We are very excited to announce that the “Hello! I know you – I am you” exhibition, co-authored and curated by Wiesław Bartkowski from SWPS University’s School of Form, has been accepted to Ars Electronica Festival, the oldest and one of the most significant festivals of electronic arts in the world. Currently, the exhibition can be viewed online, at Ars Electronica .ART Global Gallery. “For me, getting there is like having my article accepted to the most prestigious scientific journal,” says Wiesław Bartkowski. Congratulations!
For the very first time, the “Hello! I know you – I am you” exhibition was presented at the Gdynia Design Days 2020, in July. The exposition is an experiment, emploing algorithms and machine learning. The results are palpable, felt on one’s skin and especially on one’s face. Klementyna Jankiewicz and Karol Nowak, graduates of a postgraduate program Creative Coding, and lecturer Szymon Pepliński are co-authors of the project.

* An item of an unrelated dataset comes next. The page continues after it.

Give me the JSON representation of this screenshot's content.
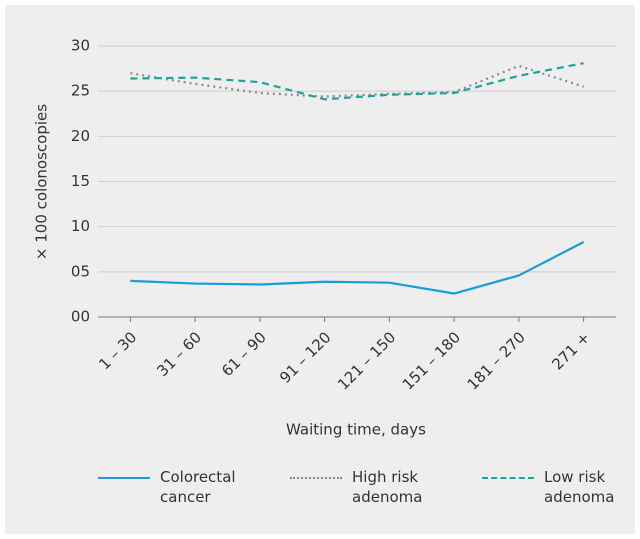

The main theme of the exhibition deals with contemporary corporations, which regard human experience as a free resource that can be mined without limits. As the result of the greedy exploitation, they degrade human nature, just as corporations of the early capitalism have degraded the environment. Technology divides people and distances them from each other. The social fabric disintegrates. This time the change may be radical and irreversible, because for the very first time our anti-human technologies have become autonomous.
“According to Professor Shoshana Zuboff from the Harvard Business School, we have entered a new era, called surveillance capitalism. As Professor Zuboff puts it: ‘Once we searched Google, now Google searches us’. Our exhibition provides an opportunity to show the characteristics of this new era. Is the surveillance capitalism taking away our freedom? Is it killing our creativity and dulls our imagination? How is it changing our culture?,” says Wiesław Bartkowski.
Not only has the exhibition been accepted to the Ars Electronica Festival and is currently available at the Ars Electronica .ART Global Gallery, but it was also appreciated by the organizers and listed as the first position in the article describing all projects, linked to the Global Gallery, and marked with the .art Digital Twin certificate.
“I am very happy that the exhibition has be noted. It touches upon important issues such as corporation abuse of power with respect to metadata processed by learning machines, in order to manipulate human behavior. Our exposition uses models of machine learning to expose practices employed in machine learning, in other words, here technology exposes itself,” explains Mr. Bartkowski.
The Ars Electronica Festival takes place between September 9th and 23rd. After that, between October 8th and 10th, the exhibition will be presented at the 10th “Przemiany” (Transformations) Festival, at the Copernicus Science Centre in Warsaw. It is also available online at znamcie.com, where you can experience the inhuman perception of THE NET. After all, you are a part of it, aren’t you? It is a world of algorithms and artificial neural networks of learning machines, where your face and metadata serve as an entry ticket.
Wiesław Bartkowski talked more about his project and the issues the exhibition touches upon, in an interview with the "Artificial Intelligence" portal.
The Ars Electronical Festival is one of the oldest and most significant festivals of electronic arts in the world. The first edition of the festival took place on September 18, 1979. Over the years, the Festival has been enjoying a lot of success thanks to its founders, including Herbert W. Franke – physicist, science fiction writer, and digital artist, Hubert Bognermayr – composer, pioneer of electronic music, Ulli A. Rützel – music producer, and Hannes Leopoldseder – Director of ORF Vienna, of the Austrian Broadcasting Company Upper Austria. The goal of the first pilot festival was to utilize the emerging digital revolution for the analysis of potential futures, through research projects that would integrate art, technology, and society. This philosophy remains the guiding principle of the Ars Electronica Festival.